September 10, 2008
Fixing "Mr. Hubble"
“It’s almost impossible not to feel like Hubble is almost a living being,” STS-125 astronaut John Grunsfeld said at a press conference September 9. “I feel like Hubble is kind of a friend I haven’t seen for a long time.”
The October shuttle flight to repair the Hubble Space Telescope will be Grunsfeld’s fifth trip into space and third visit to the orbiting facility he affectionately calls “Mr. Hubble.” He did 16 hours of spacewalks on STS-103 in December 1999, and 21 hours more on STS-109 in March 2002 to repair and upgrade the famous telescope. The astrophysicist turned telescope mechanic will participate in three of the five spacewalks planned for the STS-125 mission.
This shuttle mission is considered the most dangerous to date. The chance of impact from orbital debris is estimated at 1 in 185 for the 350-mile altitude orbit, versus a 1 in 300 risk for the 200-mile-high space station orbit. But the primary danger is of damage to the shuttle tiles during launch. Damage to the wings from foam falling off the external fuel tank caused the breakup and destruction of the Space Shuttle Columbia in 2003. Though processes have been changed to limit the amount of foam that comes off during launch, the risk remains at about 1 in 80. Shuttle Program Manager John Shannon told reporters that historically, the risk of a catastrophic failure is closer to 1 in 60.

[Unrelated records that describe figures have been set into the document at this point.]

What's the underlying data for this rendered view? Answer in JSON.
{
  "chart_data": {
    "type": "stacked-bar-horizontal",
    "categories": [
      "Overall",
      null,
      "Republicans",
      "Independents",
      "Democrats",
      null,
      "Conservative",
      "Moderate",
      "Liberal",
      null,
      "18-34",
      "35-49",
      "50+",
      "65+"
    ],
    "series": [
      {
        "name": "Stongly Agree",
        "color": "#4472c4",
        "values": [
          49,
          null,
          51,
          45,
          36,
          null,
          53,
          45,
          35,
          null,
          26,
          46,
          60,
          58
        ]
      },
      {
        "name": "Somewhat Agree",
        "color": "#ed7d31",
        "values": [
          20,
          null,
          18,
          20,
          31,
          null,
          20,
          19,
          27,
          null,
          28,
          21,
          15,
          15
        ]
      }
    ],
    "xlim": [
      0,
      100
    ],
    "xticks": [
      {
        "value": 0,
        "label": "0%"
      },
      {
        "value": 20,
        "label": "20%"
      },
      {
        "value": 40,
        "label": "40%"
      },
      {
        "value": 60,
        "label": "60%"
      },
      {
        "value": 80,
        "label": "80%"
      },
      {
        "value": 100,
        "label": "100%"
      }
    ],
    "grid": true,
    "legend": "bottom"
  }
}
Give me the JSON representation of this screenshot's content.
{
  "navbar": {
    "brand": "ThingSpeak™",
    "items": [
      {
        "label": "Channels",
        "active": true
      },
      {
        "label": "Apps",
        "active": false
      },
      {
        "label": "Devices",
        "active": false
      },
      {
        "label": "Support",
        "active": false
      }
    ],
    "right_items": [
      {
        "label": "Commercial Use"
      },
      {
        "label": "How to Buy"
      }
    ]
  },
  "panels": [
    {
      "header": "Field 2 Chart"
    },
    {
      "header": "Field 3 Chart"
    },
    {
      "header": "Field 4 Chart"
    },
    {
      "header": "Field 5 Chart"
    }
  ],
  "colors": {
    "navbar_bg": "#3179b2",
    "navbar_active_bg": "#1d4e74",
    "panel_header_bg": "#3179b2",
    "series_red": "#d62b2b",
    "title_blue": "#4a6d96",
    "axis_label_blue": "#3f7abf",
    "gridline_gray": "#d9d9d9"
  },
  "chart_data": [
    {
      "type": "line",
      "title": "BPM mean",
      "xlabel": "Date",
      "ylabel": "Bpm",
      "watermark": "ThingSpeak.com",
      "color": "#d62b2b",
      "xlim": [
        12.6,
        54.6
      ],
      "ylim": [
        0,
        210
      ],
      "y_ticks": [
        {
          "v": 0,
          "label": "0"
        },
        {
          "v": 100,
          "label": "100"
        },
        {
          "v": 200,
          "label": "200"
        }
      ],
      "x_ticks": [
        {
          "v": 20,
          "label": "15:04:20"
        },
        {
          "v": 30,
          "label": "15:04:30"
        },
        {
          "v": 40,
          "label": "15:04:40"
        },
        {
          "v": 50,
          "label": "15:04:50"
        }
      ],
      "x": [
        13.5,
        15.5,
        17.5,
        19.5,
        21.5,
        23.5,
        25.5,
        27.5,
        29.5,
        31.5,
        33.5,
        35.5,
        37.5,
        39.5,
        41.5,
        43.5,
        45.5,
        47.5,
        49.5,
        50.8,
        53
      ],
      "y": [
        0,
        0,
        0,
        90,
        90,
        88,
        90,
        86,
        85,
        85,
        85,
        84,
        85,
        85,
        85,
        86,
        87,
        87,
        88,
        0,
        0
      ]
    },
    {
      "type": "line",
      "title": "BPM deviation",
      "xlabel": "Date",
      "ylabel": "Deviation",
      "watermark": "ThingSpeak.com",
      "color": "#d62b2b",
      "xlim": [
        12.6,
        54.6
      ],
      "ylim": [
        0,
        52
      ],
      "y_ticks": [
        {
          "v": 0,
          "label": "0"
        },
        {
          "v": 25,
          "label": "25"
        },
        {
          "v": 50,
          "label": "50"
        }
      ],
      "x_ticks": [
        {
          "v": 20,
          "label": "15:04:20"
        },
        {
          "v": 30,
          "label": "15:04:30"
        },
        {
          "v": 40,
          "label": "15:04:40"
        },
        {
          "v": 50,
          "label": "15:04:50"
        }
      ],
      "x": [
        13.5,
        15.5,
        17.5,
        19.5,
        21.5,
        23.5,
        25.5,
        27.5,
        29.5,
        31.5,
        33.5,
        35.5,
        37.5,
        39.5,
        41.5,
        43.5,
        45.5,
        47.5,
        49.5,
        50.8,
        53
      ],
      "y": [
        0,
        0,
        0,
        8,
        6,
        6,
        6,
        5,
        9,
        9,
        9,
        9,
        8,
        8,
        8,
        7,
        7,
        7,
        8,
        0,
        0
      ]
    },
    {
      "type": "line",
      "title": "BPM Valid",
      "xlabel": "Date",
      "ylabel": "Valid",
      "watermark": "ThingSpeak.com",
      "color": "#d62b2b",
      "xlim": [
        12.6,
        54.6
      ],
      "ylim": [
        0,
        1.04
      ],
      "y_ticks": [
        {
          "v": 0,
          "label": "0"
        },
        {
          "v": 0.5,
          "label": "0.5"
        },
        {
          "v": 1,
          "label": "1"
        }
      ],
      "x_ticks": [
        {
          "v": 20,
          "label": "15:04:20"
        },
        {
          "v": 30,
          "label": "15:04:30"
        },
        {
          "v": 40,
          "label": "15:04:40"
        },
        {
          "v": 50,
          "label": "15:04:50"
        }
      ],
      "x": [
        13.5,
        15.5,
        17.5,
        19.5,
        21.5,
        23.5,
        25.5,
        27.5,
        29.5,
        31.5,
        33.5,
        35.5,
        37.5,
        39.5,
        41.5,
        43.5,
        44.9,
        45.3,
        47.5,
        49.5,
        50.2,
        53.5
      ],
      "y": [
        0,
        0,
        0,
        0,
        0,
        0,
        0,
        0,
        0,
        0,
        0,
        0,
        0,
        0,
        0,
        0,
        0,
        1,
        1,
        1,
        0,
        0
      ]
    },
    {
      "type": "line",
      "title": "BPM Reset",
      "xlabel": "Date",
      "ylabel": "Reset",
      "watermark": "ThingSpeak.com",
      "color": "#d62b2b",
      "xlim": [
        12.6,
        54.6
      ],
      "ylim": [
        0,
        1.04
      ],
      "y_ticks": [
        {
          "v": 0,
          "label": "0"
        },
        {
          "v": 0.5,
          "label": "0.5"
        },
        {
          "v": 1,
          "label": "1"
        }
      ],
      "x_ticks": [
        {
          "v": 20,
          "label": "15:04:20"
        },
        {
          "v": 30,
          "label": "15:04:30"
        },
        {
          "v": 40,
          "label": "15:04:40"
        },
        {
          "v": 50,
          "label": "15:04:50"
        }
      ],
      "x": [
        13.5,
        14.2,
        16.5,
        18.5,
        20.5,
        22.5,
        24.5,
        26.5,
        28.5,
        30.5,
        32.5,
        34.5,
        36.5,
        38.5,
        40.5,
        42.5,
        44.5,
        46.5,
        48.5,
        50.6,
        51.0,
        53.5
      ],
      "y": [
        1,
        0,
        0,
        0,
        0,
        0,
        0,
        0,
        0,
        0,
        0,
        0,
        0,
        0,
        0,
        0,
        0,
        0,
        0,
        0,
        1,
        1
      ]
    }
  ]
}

If an orbital inspection reveals damage to critical areas on Atlantis such as what caused the destruction of Columbia, the space station is not available as a safe haven. The crew will power down the vehicle and wait for the Space Shuttle Endeavour (STS-400), to launch and provide a ride home for the seven crewmembers.
STS-125 Commander Scott Altman said that if necessary, they are prepared to abandon Atlantis in space and spacewalk over to Endeavour. “It is a viable rescue option,” he said. Noting that having four well-trained spacewalkers to escort the other three crewmembers across the void, “We’re very well prepared for that.”
When asked if they considered the repair of Hubble to be worth the risk, the crew were unanimous in their agreement. “Hubble has a huge science payoff,” one of the rookie spacewalkers, Mike Good (“Bueno”) said. “It’s well worth the cost.”
Commander Altman summed up the crew’s opinion: “This is a mission that can and should be flown.”
Grunsfeld said that he was “thrilled to be able to go back to Hubble,” and that what the telescope will do with its five to ten years of new capability will “knock your socks off.” He added that “There is a story to Hubble that has been unfolding over the last 20 years like a great novel. There are surprises, and we don’t know how it will end.
The next chapter is currently scheduled to launch Friday, October 10, 2008.